Kniearthrose: Ursachen, Symptome und typische Beschwerden
Kniearthrose gehört zu den häufigsten Gelenkerkrankungen im Alter. Schmerzen, Steifheit und eingeschränkte Beweglichkeit könnten den Alltag betroffener Menschen stark einschränken. Viele greifen dann zu entzündungshemmenden Medikamenten, um ihre Beschwerden zu lindern. Diese können jedoch Nebenwirkungen wie Magen-Darm- oder Herz-Kreislauf-Probleme verursachen.
Studie zeigt: Diese Therapien helfen bei Kniearthrose besonders gut
Eine große Meta-Analyse mit fast 10.000 Patientinnen und Patienten zeigt nun: Knieorthesen, Hydrotherapie und Bewegung sind offenbar wirksame Alternativen zu Medikamenten.
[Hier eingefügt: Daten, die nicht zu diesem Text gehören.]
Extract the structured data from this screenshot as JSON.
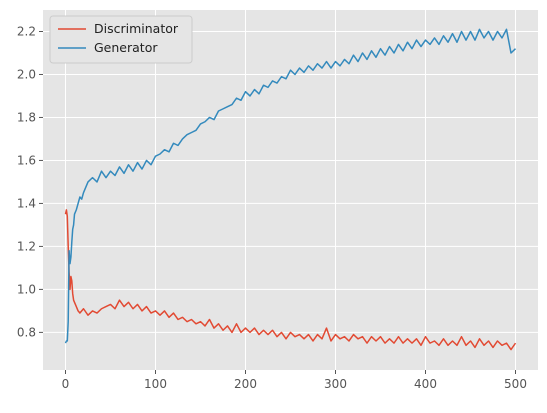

Die Forschenden untersuchten 12 verschiedene Therapieansätze – darunter Bewegung, Laser- und Hydrotherapie, elektrische Stimulation, Kinesio-Tape, Ultraschall, Einlagen und Knieorthesen. Das Ergebnis ist eindeutig: Nicht-medikamentöse Therapien spielen eine zentrale Rolle bei der Behandlung von Kniearthrose.
Die Top 3 bei Kniearthrose: Bewegung, Bandagen und Wassertherapie
1. Knieorthesen und Bandagen stabilisieren das Gelenk
Knieorthesen schnitten in der Studie am besten ab. Sie entlasten das Gelenk, verbessern die Stabilität und können Schmerzen deutlich reduzieren. Viele Betroffene profitieren zudem von einer besseren Beweglichkeit im Alltag.
2. Bewegungstherapie: Aktiv gegen den Schmerz
Regelmäßige Bewegung gehört zu den wirksamsten Maßnahmen bei Kniearthrose. Gezielte Übungen stärken die Muskulatur rund um das Knie und entlasten so das Gelenk. Gleichzeitig hilft Bewegung, Schmerzen langfristig zu reduzieren und die Funktion zu verbessern.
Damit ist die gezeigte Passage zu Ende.